I also do not anticipate what would effectively be ps service. Just insufficient demand. As far as gate space, I do not know what dimensions they are dealing with, but I recall that for the Obama inauguration, there was a spate of upguaging, and IIRC, numerous 757's there at the same time. What has me most perplexed is that when the SFO slot seems to be the scarcest and most coveted resourse, they do not capitalize upon it with the largest plane legally and technically permissible (Can a 757 fueled up for a transcon take off from DCA's runways? - AS manages with 737's, but perhaps a fueled 757 cannot be fueled for anything beyond DEN, which UA does on most days).
I don't know the answer, but if I were to guess I'd guess that either they're not sure of the demand and might change equipment in the future or that there's some technical limitation that prevents an absolutely full 757 form taking off form DCA on a transcon to SFO, including the additional fuel that's often required to deal with WX due to the maritime layer into SFO.

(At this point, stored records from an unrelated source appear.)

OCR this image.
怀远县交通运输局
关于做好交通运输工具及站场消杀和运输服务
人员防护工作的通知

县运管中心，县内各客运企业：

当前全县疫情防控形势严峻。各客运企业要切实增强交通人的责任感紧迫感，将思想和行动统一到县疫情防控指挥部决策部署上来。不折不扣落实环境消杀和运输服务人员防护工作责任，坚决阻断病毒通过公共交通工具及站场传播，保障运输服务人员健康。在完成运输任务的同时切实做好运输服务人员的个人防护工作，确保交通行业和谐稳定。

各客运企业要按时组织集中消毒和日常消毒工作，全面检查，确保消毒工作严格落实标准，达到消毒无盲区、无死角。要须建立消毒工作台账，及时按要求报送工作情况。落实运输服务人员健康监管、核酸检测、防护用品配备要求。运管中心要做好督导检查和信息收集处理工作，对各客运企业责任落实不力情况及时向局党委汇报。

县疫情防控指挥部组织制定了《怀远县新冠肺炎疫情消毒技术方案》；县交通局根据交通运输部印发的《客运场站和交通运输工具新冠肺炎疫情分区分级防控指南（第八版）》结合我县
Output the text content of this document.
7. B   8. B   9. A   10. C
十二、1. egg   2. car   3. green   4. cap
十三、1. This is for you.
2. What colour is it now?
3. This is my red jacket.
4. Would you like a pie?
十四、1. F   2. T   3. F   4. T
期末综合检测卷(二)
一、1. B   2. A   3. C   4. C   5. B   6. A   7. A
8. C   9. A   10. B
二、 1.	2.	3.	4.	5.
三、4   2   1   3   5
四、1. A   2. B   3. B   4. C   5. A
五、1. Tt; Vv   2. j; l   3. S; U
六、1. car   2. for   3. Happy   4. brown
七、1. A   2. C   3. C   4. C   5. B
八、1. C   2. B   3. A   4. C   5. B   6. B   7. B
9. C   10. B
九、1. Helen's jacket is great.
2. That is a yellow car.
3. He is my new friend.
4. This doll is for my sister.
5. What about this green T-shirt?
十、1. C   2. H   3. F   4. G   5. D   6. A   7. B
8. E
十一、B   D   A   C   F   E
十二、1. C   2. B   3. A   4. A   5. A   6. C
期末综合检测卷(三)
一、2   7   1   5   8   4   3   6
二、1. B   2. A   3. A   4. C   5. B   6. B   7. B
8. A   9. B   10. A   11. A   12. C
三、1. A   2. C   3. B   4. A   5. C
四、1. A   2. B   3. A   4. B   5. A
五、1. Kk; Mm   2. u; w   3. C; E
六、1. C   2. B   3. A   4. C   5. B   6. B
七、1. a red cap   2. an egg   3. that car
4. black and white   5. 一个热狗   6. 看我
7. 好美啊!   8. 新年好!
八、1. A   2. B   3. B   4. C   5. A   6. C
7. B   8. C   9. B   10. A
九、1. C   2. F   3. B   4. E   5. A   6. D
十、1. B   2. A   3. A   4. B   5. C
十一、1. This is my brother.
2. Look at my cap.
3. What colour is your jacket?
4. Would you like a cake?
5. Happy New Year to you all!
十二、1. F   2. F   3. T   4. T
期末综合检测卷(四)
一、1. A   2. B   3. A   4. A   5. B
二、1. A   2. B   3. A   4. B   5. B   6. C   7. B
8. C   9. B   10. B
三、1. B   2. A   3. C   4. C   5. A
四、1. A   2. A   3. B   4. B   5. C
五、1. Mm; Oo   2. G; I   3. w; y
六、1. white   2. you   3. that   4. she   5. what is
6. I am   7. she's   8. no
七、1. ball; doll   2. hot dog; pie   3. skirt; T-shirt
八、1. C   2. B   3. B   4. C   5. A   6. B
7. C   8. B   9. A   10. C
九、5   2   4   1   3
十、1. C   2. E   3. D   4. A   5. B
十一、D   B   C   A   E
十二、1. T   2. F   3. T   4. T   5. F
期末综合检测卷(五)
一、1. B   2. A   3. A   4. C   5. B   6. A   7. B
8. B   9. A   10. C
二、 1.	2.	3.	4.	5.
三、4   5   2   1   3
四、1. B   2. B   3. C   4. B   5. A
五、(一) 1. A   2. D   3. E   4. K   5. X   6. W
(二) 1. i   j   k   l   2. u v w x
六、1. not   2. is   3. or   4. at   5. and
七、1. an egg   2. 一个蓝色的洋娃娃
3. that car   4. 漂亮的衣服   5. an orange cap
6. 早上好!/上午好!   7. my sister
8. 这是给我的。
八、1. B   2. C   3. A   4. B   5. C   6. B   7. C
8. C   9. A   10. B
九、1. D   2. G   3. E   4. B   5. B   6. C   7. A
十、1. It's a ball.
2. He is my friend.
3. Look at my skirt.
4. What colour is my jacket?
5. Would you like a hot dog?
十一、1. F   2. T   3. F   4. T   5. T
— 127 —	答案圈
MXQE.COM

AA will be using a 757 from DCA -LAX nonstop in the late 1990s for a two or 3 year period TWA used a 757 nonstop from DCA to LAX too. it is possible for a fully fueled 757 to do a trans con from dca
It's a new route; the planes are going to be pretty empty for awhile. I'm certain they can upgrade to a 757 if and when the demand picks up. Sent from a tiny keyboard using the milepoint app.
I doubt this will be very empty for awhile. There is a *&$%load of high yield O/D traffic SFO/WAS. Perhaps they want to test seeing how high the highest average fare can go on a smaller plane. The fare buckets may be the same, but the few Ws and lower will sure go quickly.
SFO-DCA might be a new flight, but it's not a new market. Odds are that most pax who will be taking this flight already fly UA from IAD.
The short answer is likely that UA wants to examine the flight's early financial performance before potentially pulling an sCO/sUA 752 rotation from elsewhere to operate the service. That said, for "our" purposes, I'd expect this flight to rank ahead of IAD-SFO and on par with EWR-SFO in terms of upgrade difficulty (i.e., CPUs will be more or less nonexistent for everyone, though cert-based upgrades requested more than a month before flight date stand a decent shot).
Silly question with CO running the show. DCA-SFO is a domestic flight, and a 757 is an international bird, of course.
Keeping it classy, I see. Also of note is that UA has the only new route which will see direct competition; VX won the same route authority as announced today. There will certainly be demand on the new route but if the capacity is too great the yields won't be there and that's sortof the whole point.
That's not quite right; AA got LAX-DCA which has direct competition from AS which already had LAX-DCA.
I didn't consider the AA one since they were guaranteed whichever route they applied for. But there is competition on that route. And WN plans to market DCA-AUS-SAN as a through flight, theoretically competing with US's choice.
I would be surprised if a 757 even needs to be fully fueled for this route, since the flight is less than 2/3 of the maximum range of the aircraft.